April 5, 1968: That Time James Brown ‘Saved’ Boston [EUR Video Throwback]

James Brown already had a concert scheduled at Boston Garden on April 5, 1968, when Dr. Martin Luther King Jr. was assassinated in Memphis the day before. Inner cities around the country were burning with rage, and Boston Mayor Kevin White had decided to shut down all scheduled public events in an effort to keep his city from doing the same.

But a Black councilman,  was able to convince Mayor White to not only allow Brown’s show to go on, but to televise it. Cancelling the Godfather of Soul, the councilman argued, might make matters worse in terms of uprisings.

James Brown flanked by City Counselor Thomas Atkins (L) and Boston Mayor Kevin White
James Brown flanked by City Counselor Thomas Atkins (L) and Boston Mayor Kevin White at Boston Garden, before the concert on April 5, 1968

So with heavy police presence inside Boston Garden, James Brown took the stage before a crowd on edge, and cameras from Boston public television station WGBH. Mayor White joined Brown to kick off the performance and say a few words in honor of MLK.
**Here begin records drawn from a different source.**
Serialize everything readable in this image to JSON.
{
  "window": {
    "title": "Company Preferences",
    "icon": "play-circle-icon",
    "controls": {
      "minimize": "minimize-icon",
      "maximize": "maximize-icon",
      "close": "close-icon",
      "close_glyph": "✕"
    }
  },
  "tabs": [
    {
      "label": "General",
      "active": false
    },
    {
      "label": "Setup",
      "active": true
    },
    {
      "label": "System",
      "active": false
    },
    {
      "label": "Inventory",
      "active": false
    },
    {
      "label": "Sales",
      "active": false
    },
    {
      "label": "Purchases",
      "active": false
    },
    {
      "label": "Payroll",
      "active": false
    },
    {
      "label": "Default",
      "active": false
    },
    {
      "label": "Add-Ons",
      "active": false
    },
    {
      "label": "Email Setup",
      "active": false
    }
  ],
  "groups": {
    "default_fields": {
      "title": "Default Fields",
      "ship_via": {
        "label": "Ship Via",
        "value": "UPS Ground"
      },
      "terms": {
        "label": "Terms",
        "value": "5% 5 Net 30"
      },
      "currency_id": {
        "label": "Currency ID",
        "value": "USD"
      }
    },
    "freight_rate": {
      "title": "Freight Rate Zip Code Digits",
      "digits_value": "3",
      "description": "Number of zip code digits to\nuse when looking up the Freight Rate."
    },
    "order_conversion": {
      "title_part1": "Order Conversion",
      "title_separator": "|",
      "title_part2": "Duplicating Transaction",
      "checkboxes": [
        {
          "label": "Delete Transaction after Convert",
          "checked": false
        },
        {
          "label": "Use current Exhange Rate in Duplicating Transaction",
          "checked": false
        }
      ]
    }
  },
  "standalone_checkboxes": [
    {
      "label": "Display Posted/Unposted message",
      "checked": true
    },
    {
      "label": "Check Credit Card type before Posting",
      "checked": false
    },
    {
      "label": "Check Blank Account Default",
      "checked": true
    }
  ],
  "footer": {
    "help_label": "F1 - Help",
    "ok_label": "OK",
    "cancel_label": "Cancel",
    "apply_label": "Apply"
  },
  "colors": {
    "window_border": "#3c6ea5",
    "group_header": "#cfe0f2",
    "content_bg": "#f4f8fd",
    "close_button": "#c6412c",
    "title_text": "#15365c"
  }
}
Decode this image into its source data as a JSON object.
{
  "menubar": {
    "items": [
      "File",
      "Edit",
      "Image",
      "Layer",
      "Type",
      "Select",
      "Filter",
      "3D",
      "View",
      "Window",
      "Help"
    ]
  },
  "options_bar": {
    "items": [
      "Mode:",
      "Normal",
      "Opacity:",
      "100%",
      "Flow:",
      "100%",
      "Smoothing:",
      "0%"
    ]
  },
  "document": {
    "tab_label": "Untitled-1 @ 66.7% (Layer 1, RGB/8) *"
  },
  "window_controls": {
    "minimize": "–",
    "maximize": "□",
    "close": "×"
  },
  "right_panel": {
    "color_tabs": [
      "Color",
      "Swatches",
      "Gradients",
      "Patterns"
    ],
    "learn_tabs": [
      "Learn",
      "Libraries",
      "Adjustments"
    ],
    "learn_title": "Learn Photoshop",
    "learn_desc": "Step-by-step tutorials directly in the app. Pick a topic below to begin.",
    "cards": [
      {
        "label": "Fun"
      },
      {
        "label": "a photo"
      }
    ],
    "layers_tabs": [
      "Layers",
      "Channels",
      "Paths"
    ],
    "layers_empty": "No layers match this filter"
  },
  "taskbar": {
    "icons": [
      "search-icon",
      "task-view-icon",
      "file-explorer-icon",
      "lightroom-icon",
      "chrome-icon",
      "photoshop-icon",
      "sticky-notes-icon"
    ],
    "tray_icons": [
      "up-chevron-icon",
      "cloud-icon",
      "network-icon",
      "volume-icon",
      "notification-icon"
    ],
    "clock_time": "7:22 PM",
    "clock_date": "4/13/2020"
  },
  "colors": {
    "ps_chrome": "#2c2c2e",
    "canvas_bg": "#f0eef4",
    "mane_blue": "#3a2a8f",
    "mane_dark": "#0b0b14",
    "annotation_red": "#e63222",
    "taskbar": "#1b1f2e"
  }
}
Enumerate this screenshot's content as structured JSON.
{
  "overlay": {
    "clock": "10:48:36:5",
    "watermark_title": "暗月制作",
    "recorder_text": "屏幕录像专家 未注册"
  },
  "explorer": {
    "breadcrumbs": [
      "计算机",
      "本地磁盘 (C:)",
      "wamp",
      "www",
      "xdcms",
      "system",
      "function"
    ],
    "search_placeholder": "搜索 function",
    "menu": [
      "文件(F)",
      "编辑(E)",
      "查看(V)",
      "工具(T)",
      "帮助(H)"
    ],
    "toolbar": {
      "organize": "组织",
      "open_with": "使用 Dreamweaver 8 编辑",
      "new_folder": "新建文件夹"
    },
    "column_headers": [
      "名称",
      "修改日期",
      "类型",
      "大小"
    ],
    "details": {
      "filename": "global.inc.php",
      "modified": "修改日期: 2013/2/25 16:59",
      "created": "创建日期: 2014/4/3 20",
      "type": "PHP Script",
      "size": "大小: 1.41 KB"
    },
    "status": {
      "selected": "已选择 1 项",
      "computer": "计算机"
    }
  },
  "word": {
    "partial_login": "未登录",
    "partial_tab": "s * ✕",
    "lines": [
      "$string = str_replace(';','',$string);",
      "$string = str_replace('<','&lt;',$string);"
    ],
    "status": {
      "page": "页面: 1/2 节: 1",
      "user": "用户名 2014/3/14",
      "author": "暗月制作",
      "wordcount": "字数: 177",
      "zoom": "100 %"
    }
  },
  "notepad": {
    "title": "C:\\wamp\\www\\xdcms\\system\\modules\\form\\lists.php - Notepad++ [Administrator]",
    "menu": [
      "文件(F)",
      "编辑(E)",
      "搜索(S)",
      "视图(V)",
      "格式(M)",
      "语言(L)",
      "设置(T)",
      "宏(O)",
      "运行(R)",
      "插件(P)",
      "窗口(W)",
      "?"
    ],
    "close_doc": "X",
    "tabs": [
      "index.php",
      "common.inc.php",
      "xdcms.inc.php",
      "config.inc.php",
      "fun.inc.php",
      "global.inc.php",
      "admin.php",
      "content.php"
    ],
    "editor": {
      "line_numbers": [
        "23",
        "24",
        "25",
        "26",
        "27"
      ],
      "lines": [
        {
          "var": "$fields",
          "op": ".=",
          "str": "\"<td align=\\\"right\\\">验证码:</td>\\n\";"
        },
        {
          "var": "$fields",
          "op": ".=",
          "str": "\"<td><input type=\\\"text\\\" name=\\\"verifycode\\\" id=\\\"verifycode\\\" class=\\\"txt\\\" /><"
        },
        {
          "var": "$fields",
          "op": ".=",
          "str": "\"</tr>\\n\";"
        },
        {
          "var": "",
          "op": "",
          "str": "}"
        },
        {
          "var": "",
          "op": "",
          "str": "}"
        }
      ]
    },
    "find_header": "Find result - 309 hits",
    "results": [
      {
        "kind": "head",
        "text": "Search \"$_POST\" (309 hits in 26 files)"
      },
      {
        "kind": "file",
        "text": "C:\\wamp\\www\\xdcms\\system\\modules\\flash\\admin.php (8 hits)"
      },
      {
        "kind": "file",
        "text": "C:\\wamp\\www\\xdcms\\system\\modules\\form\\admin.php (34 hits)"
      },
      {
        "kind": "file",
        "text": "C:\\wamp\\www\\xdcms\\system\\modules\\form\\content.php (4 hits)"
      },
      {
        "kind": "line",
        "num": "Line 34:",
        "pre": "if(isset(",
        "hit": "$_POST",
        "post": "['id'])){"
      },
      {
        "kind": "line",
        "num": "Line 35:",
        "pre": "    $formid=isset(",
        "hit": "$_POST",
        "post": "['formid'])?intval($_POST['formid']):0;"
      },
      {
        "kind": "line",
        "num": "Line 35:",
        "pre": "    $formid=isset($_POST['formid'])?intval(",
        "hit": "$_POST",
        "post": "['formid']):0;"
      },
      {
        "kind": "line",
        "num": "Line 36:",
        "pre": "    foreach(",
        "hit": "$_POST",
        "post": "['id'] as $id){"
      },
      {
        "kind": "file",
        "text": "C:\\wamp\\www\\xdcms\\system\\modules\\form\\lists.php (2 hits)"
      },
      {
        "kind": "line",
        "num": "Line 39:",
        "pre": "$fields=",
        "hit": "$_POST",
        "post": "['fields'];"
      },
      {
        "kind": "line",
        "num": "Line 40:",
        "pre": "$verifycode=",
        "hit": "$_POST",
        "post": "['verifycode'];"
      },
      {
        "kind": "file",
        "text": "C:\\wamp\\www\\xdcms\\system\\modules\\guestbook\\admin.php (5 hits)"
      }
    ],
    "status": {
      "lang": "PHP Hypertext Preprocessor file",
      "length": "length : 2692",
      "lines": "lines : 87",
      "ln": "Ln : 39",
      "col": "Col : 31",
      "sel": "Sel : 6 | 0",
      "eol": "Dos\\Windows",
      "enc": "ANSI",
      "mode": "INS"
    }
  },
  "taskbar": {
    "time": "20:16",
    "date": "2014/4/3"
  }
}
At some point during the concert, about a dozen fans jumped on stage, prompting officers to rush in. But James Brown called them off. Standing between the cops and the people, he said to the uniformed men: “Move off, I’ll be alright. I’ll be fine.”

The crowd cheered and the police backed off. More folks started to swarm Brown on stage. Somewhere in the middle of the gaggle, the entertainer is heard pleading with them to stop acting a fool.

“Go down and let’s do this show together,” he says. “We’re black. Don’t make us all look bad.”

Watch below:

The crowd respects Brown’s pleas and the fans surrounding him returned to the floor. The show went on without incident. More importantly, the telecast had the intended effect of calming the city, as crime was down compared with a typical Friday night. April 5, 1968 soon became known as “The Night James Brown Saved Boston.”